Moving with time Stills from Archana Hande’s Panorama
Photo Courtesy: Gallery Espace

IN THE 1990s, Nalini Malani, Vivan Sundaram and Ranbir Kaleka began experimenting beyond the traditional parameters of art. They incorporated moving images and television sets into a form, now known as mixed media, which has grown so diverse that whittling it down to Video Wednesday II, a new video art project, puts the motion picture back in focus.

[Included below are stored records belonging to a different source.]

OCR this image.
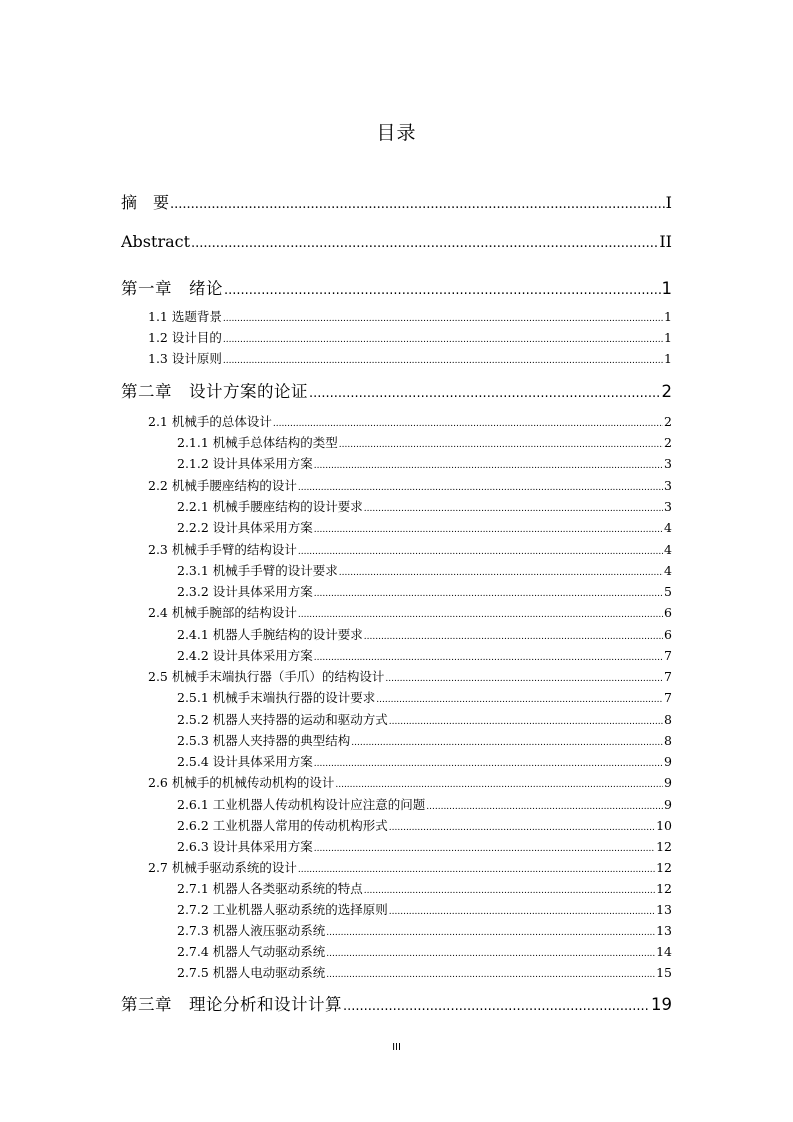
目录
摘　要 .....	I
Abstract .....	II
第一章　绪论 .....	1
1.1 选题背景 .....	1
1.2 设计目的 .....	1
1.3 设计原则 .....	1
第二章　设计方案的论证 .....	2
2.1 机械手的总体设计 .....	2
2.1.1 机械手总体结构的类型 .....	2
2.1.2 设计具体采用方案 .....	3
2.2 机械手腰座结构的设计 .....	3
2.2.1 机械手腰座结构的设计要求 .....	3
2.2.2 设计具体采用方案 .....	4
2.3 机械手手臂的结构设计 .....	4
2.3.1 机械手手臂的设计要求 .....	4
2.3.2 设计具体采用方案 .....	5
2.4 机械手腕部的结构设计 .....	6
2.4.1 机器人手腕结构的设计要求 .....	6
2.4.2 设计具体采用方案 .....	7
2.5 机械手末端执行器（手爪）的结构设计 .....	7
2.5.1 机械手末端执行器的设计要求 .....	7
2.5.2 机器人夹持器的运动和驱动方式 .....	8
2.5.3 机器人夹持器的典型结构 .....	8
2.5.4 设计具体采用方案 .....	9
2.6 机械手的机械传动机构的设计 .....	9
2.6.1 工业机器人传动机构设计应注意的问题 .....	9
2.6.2 工业机器人常用的传动机构形式 .....	10
2.6.3 设计具体采用方案 .....	12
2.7 机械手驱动系统的设计 .....	12
2.7.1 机器人各类驱动系统的特点 .....	12
2.7.2 工业机器人驱动系统的选择原则 .....	13
2.7.3 机器人液压驱动系统 .....	13
2.7.4 机器人气动驱动系统 .....	14
2.7.5 机器人电动驱动系统 .....	15
第三章　理论分析和设计计算 .....	19
III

Moving with time Neha Choksi’s Minds To Lose

A series of animated shorts play on loop, projected onto the main wall at New Delhi’s Gallery Espace. Divided over three storeys, the false walls and black box rooms turn the gallery into a maze. Turn one corner to a beautifully eerie animated feature on Nagaland; walk into a room for a series of archival photographs intercut with the moon’s surface; tucked under the stairs are videos exploring humanity. “Video allows a flattening. Unlike a biennale or a museum, we’ve got established names and newcomers playing on the same surface. There is no separation in terms of size and how spectacular a work is,” says Gayatri Sinha, the curator, who used only themes to group by. Sundaram’s Wigwam Tune shares space with upcoming artist Shaheen Ahmed’s Refuse/ Resist. The genial older artist builds a wall of thick books representing constructs we live with — love, life, the city — till he collapses. Ahmed stands in counterpose, sullen and defiant, shaving her head as images of conventional beauty play in the backdrop.

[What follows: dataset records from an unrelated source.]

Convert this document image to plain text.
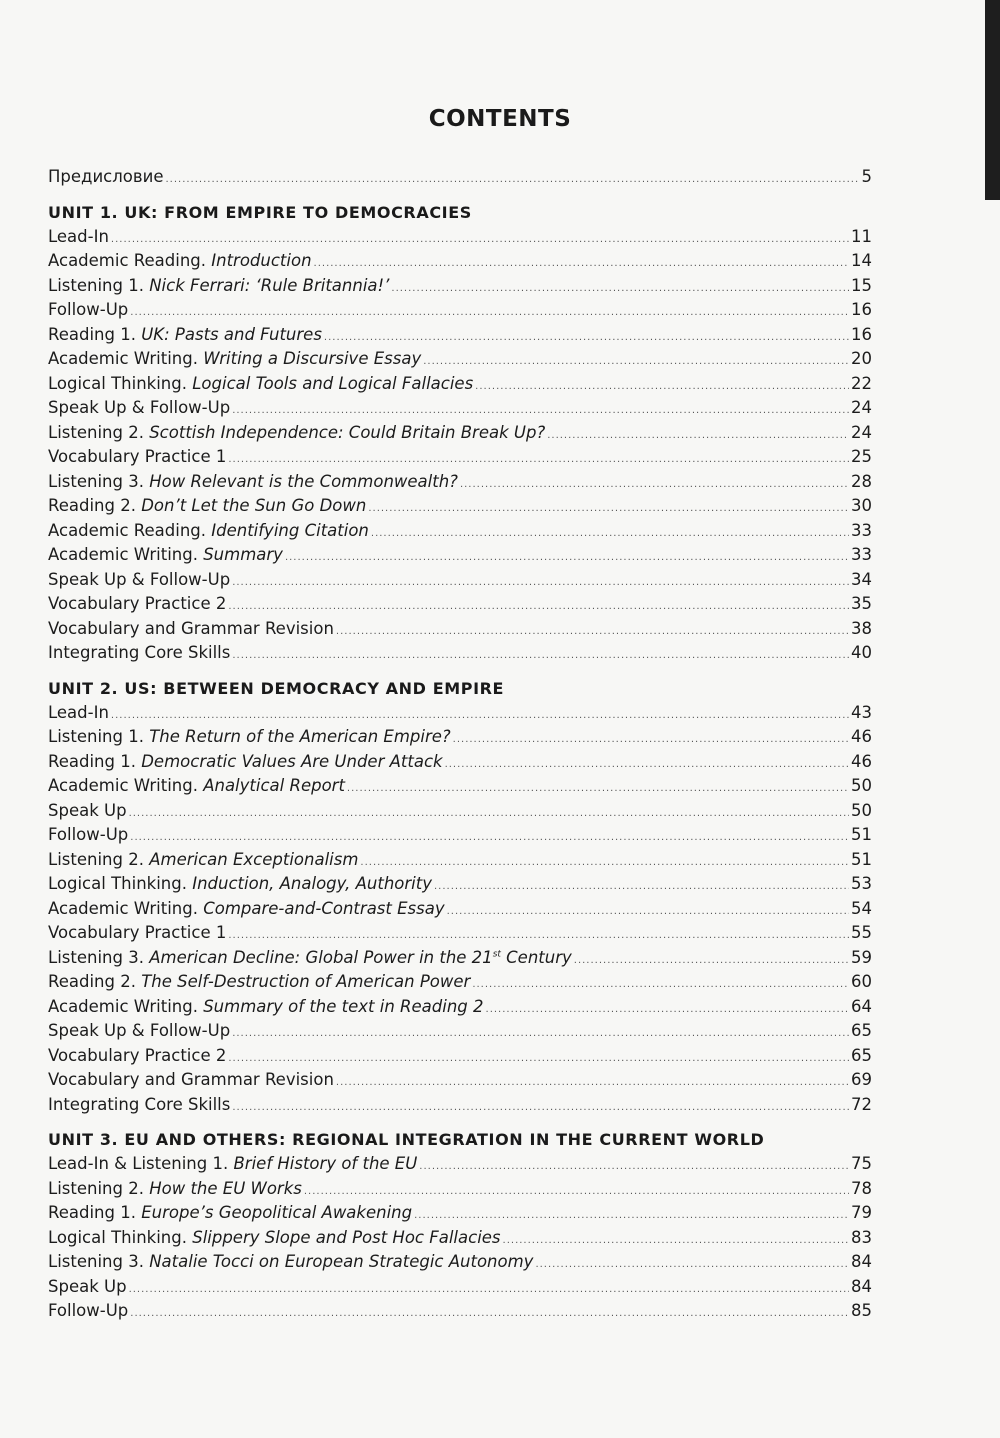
CONTENTS
Предисловие .....	5
UNIT 1. UK: FROM EMPIRE TO DEMOCRACIES
Lead-In .....	11
Academic Reading. Introduction .....	14
Listening 1. Nick Ferrari: ‘Rule Britannia!’ .....	15
Follow-Up .....	16
Reading 1. UK: Pasts and Futures .....	16
Academic Writing. Writing a Discursive Essay .....	20
Logical Thinking. Logical Tools and Logical Fallacies .....	22
Speak Up & Follow-Up .....	24
Listening 2. Scottish Independence: Could Britain Break Up? .....	24
Vocabulary Practice 1 .....	25
Listening 3. How Relevant is the Commonwealth? .....	28
Reading 2. Don’t Let the Sun Go Down .....	30
Academic Reading. Identifying Citation .....	33
Academic Writing. Summary .....	33
Speak Up & Follow-Up .....	34
Vocabulary Practice 2 .....	35
Vocabulary and Grammar Revision .....	38
Integrating Core Skills .....	40
UNIT 2. US: BETWEEN DEMOCRACY AND EMPIRE
Lead-In .....	43
Listening 1. The Return of the American Empire? .....	46
Reading 1. Democratic Values Are Under Attack .....	46
Academic Writing. Analytical Report .....	50
Speak Up .....	50
Follow-Up .....	51
Listening 2. American Exceptionalism .....	51
Logical Thinking. Induction, Analogy, Authority .....	53
Academic Writing. Compare-and-Contrast Essay .....	54
Vocabulary Practice 1 .....	55
Listening 3. American Decline: Global Power in the 21st Century .....	59
Reading 2. The Self-Destruction of American Power .....	60
Academic Writing. Summary of the text in Reading 2 .....	64
Speak Up & Follow-Up .....	65
Vocabulary Practice 2 .....	65
Vocabulary and Grammar Revision .....	69
Integrating Core Skills .....	72
UNIT 3. EU AND OTHERS: REGIONAL INTEGRATION IN THE CURRENT WORLD
Lead-In & Listening 1. Brief History of the EU .....	75
Listening 2. How the EU Works .....	78
Reading 1. Europe’s Geopolitical Awakening .....	79
Logical Thinking. Slippery Slope and Post Hoc Fallacies .....	83
Listening 3. Natalie Tocci on European Strategic Autonomy .....	84
Speak Up .....	84
Follow-Up .....	85
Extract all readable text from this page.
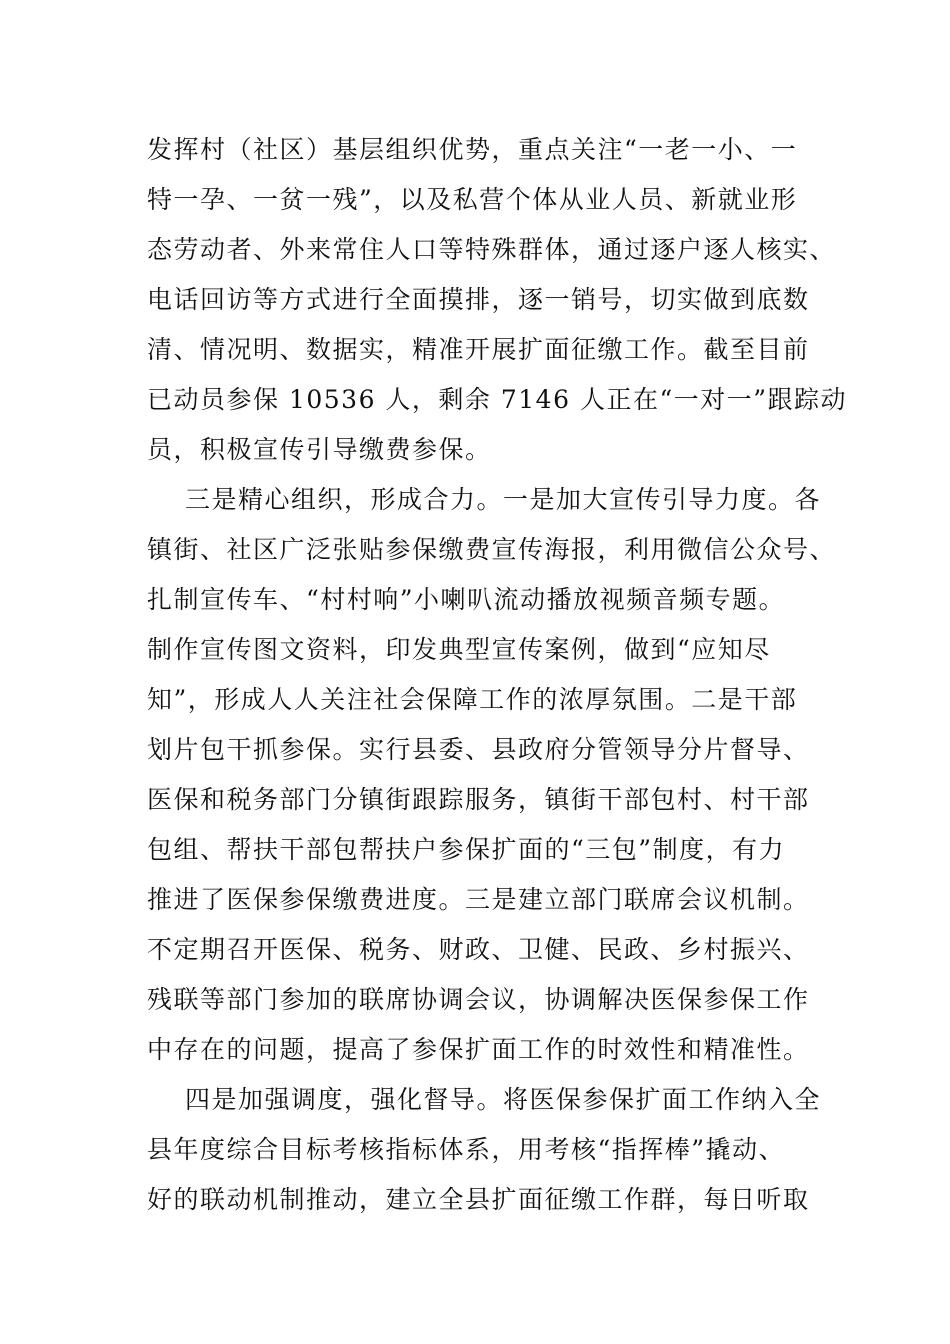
发挥村（社区）基层组织优势，重点关注“一老一小、一
特一孕、一贫一残”，以及私营个体从业人员、新就业形
态劳动者、外来常住人口等特殊群体，通过逐户逐人核实、
电话回访等方式进行全面摸排，逐一销号，切实做到底数
清、情况明、数据实，精准开展扩面征缴工作。截至目前
已动员参保 10536 人，剩余 7146 人正在“一对一”跟踪动
员，积极宣传引导缴费参保。
三是精心组织，形成合力。一是加大宣传引导力度。各
镇街、社区广泛张贴参保缴费宣传海报，利用微信公众号、
扎制宣传车、“村村响”小喇叭流动播放视频音频专题。
制作宣传图文资料，印发典型宣传案例，做到“应知尽
知”，形成人人关注社会保障工作的浓厚氛围。二是干部
划片包干抓参保。实行县委、县政府分管领导分片督导、
医保和税务部门分镇街跟踪服务，镇街干部包村、村干部
包组、帮扶干部包帮扶户参保扩面的“三包”制度，有力
推进了医保参保缴费进度。三是建立部门联席会议机制。
不定期召开医保、税务、财政、卫健、民政、乡村振兴、
残联等部门参加的联席协调会议，协调解决医保参保工作
中存在的问题，提高了参保扩面工作的时效性和精准性。
四是加强调度，强化督导。将医保参保扩面工作纳入全
县年度综合目标考核指标体系，用考核“指挥棒”撬动、
好的联动机制推动，建立全县扩面征缴工作群，每日听取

Moving with time (From top) Vishal C Dar’s Fire, Sarnath Banerjee’s Sophistication is Fragile and Atul Bhalla’s Alaap to the River

The surreal journey through the festival suggests shifts from the 1990s to now, from the performative to the animated. An early example, Nalini Malani’s seminal response to the 2002 Gujarat riots — Unity in Diversity— used Nehru’s phrase for a work that morphs a Raja Ravi Varma painting, showing how women are primary victims of genocide. “That’s performance. A plot or a reference to earlier works is subverted to show something new,” explains Sinha. Shuddhabrata Sengupta, of the Raqs Media Collective, agrees. “With any new medium, there is a process of discovery. Artists turn the camera onto themselves and become the subject,” he says. The ‘self as subject’ is still alive but evolving. Sonia Khurana explores the neurosis of the body image and the beauty myth, changing clothes frantically in Closet. Khurana could represent that middle generation of practitioners who straddle early performance and newer techniques, such as reportage and commentary.
Sundaram cites Raqs and Amar Kanwar, documentary filmmakers who segued into art, as heralders of a new documentary-based narrative. Raqs’ The Surface of Each Day is a Different Planet explores cosmonauts and old letters and photographs from the 1857 Revolt. Visually, it is not very arresting. But, as the images slide and the voiceover deconstructs the work it accompanies, it becomes strangely hypnotic. “The documentary mode produces a sense of curiosity. It invites the viewer to get inside our heads, to see what we see,” says Sengupta. Animation creates a confluence of craftsmanship and technical skills. Steeped in memory, identity and mythology, Aditi Chitre’s Journey to Nagaland, a feature requiring hundreds of drawings, harkens back to spooky classic cartoons.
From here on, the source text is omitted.